Da qualche mese seguivo la pagina Facebook “TV dei Ricordi. Terapia non farmacologica per malati Alzheimer”. Amministratore Claudio Scalzo musicoterapeuta, responsabile dei suoi progetti di animazione presso una struttura socio sanitaria. L’ho contattato per avere delle informazioni e, un po’ alla volta, ci siamo presentati e abbiamo parlato dei nostri progetti: diversi per percorsi di studi e personali, ma simili nell’intento.
Sin dall’inizio nei messaggi di Claudio c’era un qualcosa di “strano” che non riuscivo a decifrare, del tipo: “sono fiero dell’uomo che sono diventato” “a ognuno il suo ruolo” “con tutto quello che ho passato nella vita” … Poiché che sono un po’ impicciona, per farmi un’idea più chiara di chi fosse il mio interlocutore ho cominciato a porgli delle domande. Claudio si è fidato (e lo ringrazio per questo), si è aperto e mi ha raccontato parte della sua storia.
È un uomo di quarant’anni con delle difficoltà che riconosce, non si nasconde dietro un dito. Mi spingo oltre, faccio ancor di più la parte della ficcanaso e gli chiedo se vuole raccontare la sua storia ad AbruzzoinArte. Accetta subito e volentieri.

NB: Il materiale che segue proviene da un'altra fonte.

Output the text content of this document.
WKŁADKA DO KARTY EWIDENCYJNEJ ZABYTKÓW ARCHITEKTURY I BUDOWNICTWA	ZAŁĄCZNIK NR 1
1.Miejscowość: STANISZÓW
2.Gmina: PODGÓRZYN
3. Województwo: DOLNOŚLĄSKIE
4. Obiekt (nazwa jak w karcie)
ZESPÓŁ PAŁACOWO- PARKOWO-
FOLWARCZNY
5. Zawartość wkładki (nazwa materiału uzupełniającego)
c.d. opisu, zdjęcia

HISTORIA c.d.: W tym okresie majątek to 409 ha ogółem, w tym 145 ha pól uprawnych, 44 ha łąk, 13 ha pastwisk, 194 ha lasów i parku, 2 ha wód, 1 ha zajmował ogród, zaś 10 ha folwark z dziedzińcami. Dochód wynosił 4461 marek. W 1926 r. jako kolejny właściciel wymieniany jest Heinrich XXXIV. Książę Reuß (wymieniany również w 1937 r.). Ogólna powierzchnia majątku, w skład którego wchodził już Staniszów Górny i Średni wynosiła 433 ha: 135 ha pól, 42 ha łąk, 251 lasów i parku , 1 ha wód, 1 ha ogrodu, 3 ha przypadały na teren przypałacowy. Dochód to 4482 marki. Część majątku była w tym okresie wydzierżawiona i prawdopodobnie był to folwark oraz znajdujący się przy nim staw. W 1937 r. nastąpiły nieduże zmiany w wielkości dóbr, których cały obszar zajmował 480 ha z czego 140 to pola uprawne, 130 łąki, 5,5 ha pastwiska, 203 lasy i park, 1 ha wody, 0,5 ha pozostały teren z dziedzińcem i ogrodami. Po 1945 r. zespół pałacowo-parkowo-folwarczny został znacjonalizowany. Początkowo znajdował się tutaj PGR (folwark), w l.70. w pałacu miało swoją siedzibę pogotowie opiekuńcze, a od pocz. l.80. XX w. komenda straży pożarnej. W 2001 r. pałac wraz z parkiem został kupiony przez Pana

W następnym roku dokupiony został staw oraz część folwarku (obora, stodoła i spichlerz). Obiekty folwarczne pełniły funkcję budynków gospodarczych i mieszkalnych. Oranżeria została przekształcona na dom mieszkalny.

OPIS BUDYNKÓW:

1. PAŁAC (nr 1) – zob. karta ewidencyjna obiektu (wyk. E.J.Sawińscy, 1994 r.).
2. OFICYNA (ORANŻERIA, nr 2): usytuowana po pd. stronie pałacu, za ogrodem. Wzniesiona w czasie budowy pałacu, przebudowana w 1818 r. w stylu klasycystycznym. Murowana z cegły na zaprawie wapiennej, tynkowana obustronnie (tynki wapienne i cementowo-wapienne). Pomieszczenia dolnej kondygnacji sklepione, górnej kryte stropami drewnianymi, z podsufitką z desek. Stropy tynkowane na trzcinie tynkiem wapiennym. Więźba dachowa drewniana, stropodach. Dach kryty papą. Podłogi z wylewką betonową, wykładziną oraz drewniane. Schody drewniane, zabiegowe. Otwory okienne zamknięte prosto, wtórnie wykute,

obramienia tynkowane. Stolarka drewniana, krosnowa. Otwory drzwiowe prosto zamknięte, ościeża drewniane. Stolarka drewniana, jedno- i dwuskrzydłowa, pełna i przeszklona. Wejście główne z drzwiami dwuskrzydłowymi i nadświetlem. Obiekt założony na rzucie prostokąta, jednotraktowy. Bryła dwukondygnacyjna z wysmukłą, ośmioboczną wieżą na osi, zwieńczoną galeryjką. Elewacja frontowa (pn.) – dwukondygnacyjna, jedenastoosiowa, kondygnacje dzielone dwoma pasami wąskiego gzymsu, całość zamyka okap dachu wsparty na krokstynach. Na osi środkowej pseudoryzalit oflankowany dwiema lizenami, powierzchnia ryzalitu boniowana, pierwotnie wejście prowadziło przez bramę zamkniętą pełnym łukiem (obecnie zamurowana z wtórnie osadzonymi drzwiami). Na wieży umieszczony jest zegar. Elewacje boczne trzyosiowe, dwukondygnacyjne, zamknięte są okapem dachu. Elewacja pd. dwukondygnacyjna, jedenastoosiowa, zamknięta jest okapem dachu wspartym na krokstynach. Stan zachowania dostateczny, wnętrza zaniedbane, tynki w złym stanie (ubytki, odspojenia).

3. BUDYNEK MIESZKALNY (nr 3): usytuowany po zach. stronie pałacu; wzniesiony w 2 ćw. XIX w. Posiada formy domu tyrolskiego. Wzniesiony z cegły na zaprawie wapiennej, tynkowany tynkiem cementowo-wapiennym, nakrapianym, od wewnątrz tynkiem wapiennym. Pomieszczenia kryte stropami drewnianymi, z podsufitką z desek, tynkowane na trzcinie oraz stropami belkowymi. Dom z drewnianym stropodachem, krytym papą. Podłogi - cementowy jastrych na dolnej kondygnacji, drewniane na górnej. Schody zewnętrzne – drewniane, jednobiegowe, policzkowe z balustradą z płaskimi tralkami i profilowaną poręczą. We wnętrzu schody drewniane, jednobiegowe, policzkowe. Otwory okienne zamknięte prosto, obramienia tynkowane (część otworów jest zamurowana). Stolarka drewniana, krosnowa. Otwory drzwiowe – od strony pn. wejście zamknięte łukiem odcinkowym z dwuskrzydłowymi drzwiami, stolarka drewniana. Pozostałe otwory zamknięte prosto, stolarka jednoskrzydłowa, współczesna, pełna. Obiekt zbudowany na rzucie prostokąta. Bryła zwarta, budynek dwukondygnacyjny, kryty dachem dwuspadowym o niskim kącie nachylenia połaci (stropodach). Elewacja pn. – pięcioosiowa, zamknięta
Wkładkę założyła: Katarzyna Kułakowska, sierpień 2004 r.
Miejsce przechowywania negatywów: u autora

Sinceramente non avevo molti dubbi a riguardo e so che sarà un lungo raccontarsi, così gli dico “metti tutto nero su bianco, poi lo sistemiamo”. Arriva il materiale: otto pagine. Ha (dettagliatamente) raccontato il suo percorso, il suo dolore, le sconfitte, i traguardi, le gioie… Claudio è dislessico ma la dislessia gli viene diagnosticata dopo mille peripezie, mentre i primi problemi sono iniziati già all’ingresso della scuola materna “i miei genitori mi riferiscono che all’età di tre anni ero mancino, sono stato corretto durante la scuola materna e ‘messo’ a destra. In prima elementare sono iniziate difficoltà nella grafia, nella lettura e nel calcolo. I miei genitori fortunatamente mi hanno sorretto in questi problemi. All’inizio degli anni ’80 ho fatto indagini presso istituti sanitari che non hanno prodotto nessuna diagnosi specifica: unico suggerimento un programma scolastico facilitato.” “Lo sport, fino ai 22 anni, è stato per me una palestra di vita che ha compensato le conseguenze emotive degli insuccessi scolastici”.
Queste sono solo le prime righe delle otto pagine, verso un mondo inadeguato a supportarlo ma capace di alimentare le difficoltà. Claudio è un uomo orgoglioso dei suoi traguardi, del diploma preso a tarda età (22 anni) dopo aver cambiato percorso di studio (da un istituto professionale per elettricista, della durata di cinque anni, non terminato, a un istituto a indirizzo sociale iniziato a 18 anni) e grazie all’aiuto di alcuni insegnanti che hanno preso a cuore la sua situazione.
Al terzo anno del nuovo percorso scolastico una professoressa lo indirizza presso una struttura e scopre i motivi delle sue difficoltà. Dopo tutti gli accertamenti del caso ha finalmente la diagnosi: dislessia. Mi ha parlato di un percorso pieno di rinunce, di “lascia stare” di “malgrado mi impegnassi proprio non riuscivo”, così come ha fatto nomi e cognomi di insegnanti, professori, dottori che lo hanno aiutato, incoraggiato e che ancora lo sostengono (in particolare il dottor Francesco Salerno, direttore sanitario della Casa dell’anziano di Carugate). Mi ha anche confessato il suo più grande rammarico “ho quarant’anni e non ho ancora in mano la mia vita”. Attualmente è impegnato a far sì che il progetto “TV dei Ricordi” raggiunga più RSA e istituzioni possibili e ovunque ci siano caregiver, così che il progetto non sia più un fine ma uno strumento terapeutico.
Leggere le otto pagine ha fatto sentire me inadeguata. Oramai ogni giorno si celebra qualcosa, non bastano più i 365 giorni, “festeggiamo la giornata della consapevolezza…” ma non siamo ancora davvero consapevoli di quanto sia inadeguato il mondo.